La descente qui suit, sombre et rapide, est très dangereuse. C’est ici-même qu’Alberto Contador avait chuté puis abandonné le Tour de France 2014. Les nombreux lacets et l’absence de balisage et de pointillés attirent presque les participants dans les bas-côtés. Suivent le col du Platzerwasel et le Grand Ballon. La bascule par le Col Amic est rapide pour rejoindre la vallée de Guebwiller avant de remonter le Grand Ballon par Le Markstein. Les concurrents, soumis à l’extrême difficulté du parcours, vont devoir en plus de cela faire avec une météo capricieuse. Un énorme orage éclate vers 3h00. Il pleut des cordes et la violence de celui-ci oblige même quelques-uns à s’arrêter rechercher un abri. Les personnes qui grimpent souffrent encore plus que d’habitude, mais elles peuvent s’estimer heureuses par rapport à celles qui descendent au même moment. La météo s’invite à l’événement d’une manière peu sympathique. Heureusement, les sourires aux postes de ravitaillement remontent le moral après la descente du Grand Ballon, effectuée dans le froid sur une route glissante. Encore 150 kilomètres et tout le monde compte le nombre de difficultés restantes. Plus que deux. Encore deux plutôt.
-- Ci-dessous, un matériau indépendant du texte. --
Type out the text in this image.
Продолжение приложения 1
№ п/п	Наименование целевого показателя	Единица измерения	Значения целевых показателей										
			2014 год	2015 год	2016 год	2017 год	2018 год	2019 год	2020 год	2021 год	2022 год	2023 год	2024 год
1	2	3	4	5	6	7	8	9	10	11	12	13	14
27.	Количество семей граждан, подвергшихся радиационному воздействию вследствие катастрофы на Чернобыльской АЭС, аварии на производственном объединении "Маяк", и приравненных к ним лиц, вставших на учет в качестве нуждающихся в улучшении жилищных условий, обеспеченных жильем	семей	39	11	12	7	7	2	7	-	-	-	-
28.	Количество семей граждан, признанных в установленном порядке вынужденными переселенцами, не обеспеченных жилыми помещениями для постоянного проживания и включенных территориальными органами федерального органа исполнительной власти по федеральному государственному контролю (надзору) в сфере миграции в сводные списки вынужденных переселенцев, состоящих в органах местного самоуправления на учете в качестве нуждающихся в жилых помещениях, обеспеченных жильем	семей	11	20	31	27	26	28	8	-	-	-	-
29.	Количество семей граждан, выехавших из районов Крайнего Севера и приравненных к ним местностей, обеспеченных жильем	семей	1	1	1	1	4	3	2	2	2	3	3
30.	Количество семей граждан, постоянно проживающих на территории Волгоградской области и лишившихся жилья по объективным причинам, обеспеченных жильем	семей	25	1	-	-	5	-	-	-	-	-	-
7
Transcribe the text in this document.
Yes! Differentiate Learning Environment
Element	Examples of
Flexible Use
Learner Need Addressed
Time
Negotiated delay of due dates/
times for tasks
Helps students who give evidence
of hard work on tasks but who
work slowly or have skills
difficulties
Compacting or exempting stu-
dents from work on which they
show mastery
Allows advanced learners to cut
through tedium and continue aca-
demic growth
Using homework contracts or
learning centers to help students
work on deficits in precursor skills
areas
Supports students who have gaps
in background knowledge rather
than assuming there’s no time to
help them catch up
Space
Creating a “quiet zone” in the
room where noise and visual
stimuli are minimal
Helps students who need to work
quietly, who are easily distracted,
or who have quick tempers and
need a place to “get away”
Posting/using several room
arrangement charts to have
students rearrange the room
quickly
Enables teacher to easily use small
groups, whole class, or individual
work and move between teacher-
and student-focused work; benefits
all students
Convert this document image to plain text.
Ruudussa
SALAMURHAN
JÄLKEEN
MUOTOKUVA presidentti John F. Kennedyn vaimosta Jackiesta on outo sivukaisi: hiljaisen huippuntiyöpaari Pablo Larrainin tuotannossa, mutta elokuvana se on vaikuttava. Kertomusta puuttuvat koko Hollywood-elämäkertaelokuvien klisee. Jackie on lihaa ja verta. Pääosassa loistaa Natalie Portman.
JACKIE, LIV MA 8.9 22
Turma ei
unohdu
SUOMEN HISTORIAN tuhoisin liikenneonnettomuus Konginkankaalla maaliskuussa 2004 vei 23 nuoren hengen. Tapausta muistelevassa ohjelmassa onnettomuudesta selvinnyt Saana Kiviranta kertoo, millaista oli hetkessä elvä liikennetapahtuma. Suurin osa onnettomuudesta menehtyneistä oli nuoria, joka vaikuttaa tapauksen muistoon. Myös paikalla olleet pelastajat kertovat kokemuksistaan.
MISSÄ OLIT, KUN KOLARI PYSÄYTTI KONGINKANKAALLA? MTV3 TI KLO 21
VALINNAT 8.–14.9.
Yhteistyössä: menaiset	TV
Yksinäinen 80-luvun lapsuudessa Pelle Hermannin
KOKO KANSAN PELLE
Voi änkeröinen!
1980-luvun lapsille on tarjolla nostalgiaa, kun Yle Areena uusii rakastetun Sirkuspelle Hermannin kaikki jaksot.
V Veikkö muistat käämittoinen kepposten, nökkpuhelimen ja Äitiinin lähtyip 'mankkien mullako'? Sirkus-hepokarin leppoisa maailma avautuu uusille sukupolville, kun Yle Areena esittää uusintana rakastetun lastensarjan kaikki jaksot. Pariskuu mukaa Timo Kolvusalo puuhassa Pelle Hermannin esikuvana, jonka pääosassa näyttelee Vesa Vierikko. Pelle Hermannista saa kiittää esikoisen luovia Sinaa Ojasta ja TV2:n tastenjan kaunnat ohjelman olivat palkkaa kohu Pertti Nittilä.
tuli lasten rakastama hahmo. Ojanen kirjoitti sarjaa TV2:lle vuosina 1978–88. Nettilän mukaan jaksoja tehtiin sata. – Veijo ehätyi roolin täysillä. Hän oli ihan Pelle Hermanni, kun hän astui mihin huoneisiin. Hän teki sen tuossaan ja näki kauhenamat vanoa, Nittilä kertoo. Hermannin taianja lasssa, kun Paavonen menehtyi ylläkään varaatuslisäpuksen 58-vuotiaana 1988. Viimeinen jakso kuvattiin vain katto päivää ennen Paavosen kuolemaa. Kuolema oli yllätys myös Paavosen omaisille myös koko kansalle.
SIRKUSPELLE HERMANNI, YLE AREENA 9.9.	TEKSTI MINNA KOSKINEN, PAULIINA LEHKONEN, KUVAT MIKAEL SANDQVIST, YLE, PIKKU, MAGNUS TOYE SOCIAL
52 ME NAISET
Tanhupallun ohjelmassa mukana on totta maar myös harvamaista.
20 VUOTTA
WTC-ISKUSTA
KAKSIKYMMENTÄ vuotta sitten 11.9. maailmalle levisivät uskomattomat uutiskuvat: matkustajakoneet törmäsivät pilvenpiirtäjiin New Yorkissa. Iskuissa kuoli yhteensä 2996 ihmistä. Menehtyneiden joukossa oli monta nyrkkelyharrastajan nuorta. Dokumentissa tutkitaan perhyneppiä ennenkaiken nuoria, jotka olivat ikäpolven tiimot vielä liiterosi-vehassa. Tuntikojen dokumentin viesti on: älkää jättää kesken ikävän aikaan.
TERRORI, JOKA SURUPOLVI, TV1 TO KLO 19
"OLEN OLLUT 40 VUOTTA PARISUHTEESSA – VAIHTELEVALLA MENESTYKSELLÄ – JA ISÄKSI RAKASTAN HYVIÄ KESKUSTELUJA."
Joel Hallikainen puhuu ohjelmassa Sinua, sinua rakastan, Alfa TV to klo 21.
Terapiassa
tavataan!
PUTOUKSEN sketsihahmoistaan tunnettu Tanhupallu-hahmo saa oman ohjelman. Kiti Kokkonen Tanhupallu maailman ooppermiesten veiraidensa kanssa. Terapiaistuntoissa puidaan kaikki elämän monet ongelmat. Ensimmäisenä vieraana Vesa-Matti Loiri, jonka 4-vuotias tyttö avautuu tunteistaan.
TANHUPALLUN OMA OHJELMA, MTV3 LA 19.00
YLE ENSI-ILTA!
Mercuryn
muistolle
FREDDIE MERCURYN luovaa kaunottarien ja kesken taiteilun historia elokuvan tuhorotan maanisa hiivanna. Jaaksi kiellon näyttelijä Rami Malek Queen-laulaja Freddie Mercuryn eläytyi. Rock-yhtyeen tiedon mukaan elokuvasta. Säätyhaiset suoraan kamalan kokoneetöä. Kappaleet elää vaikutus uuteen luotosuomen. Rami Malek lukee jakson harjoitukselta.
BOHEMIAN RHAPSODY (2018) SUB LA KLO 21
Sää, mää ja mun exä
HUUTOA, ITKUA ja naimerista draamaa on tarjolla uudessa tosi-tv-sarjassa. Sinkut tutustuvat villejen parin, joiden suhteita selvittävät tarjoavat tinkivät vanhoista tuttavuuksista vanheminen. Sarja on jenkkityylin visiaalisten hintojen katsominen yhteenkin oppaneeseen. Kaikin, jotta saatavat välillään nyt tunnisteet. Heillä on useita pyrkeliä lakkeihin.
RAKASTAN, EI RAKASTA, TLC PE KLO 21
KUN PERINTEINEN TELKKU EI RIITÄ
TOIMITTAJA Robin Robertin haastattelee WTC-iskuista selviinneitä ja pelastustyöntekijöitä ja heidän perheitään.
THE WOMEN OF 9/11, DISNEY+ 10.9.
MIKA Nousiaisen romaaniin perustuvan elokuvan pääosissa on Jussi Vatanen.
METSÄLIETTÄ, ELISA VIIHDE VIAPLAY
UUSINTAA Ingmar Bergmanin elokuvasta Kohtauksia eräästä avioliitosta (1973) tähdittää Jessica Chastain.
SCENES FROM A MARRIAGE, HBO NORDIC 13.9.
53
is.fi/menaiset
Le col du Hundsruck est alors une lutte contre le sommeil. Certains s’endorment presque, à l’arrêt sur leur machine. D’autres préfèrent stopper une petite demi-heure pour se reposer. La descente sur Masevaux emmène les participants au pied de la dernière ascension de taille : le Ballon d’Alsace, une troisième fois par le côté manquant, celui du lac de Sewen. Une descente puis plusieurs kilomètres de plat ramènent tout le monde vers Luxueil. Un dernier coup de rein est à donner dans le col de la Chevestraye puis, au passage au village de Servance, le dernier point de contrôle avant l’arrivée. Il reste alors 40 kilomètres ponctués de petits raidards présentant des pourcentages à deux chiffres comme s’il y avait besoin d’épuiser un peu plus les coureurs. Enfin le retour à l’Abbaye Saint-Colomban pour un dernier contrôle temps finalise le parcours. Douche, collation et surtout sieste attendant ceux qui en ont fini.

Le remise des prix le dimanche sur les coups de 18h00 permet à l’organisation de terminer un week-end parfait. Les ravitaillements abondants et réguliers ont plu et l’apéritif local offert, où charcuterie, vin, bière et autres se rencontrent, est des plus convivial. Puis le micro circule, de mains en mains, et chaque participant peut donner ses réactions. Chacun est forcément passé par des hauts, des bas. Cette souffrance dans les moments difficiles qui nous poussent vers le meilleur, ces champions la connaissent parfaitement. Plus de vingt-quatre heures sur un vélo n’est pas une mince affaire. Un grand bravo à eux qui repartent épuisés mais ravis, leur panier garni de produits du terroir sous le bras et leur médaille autour du cou.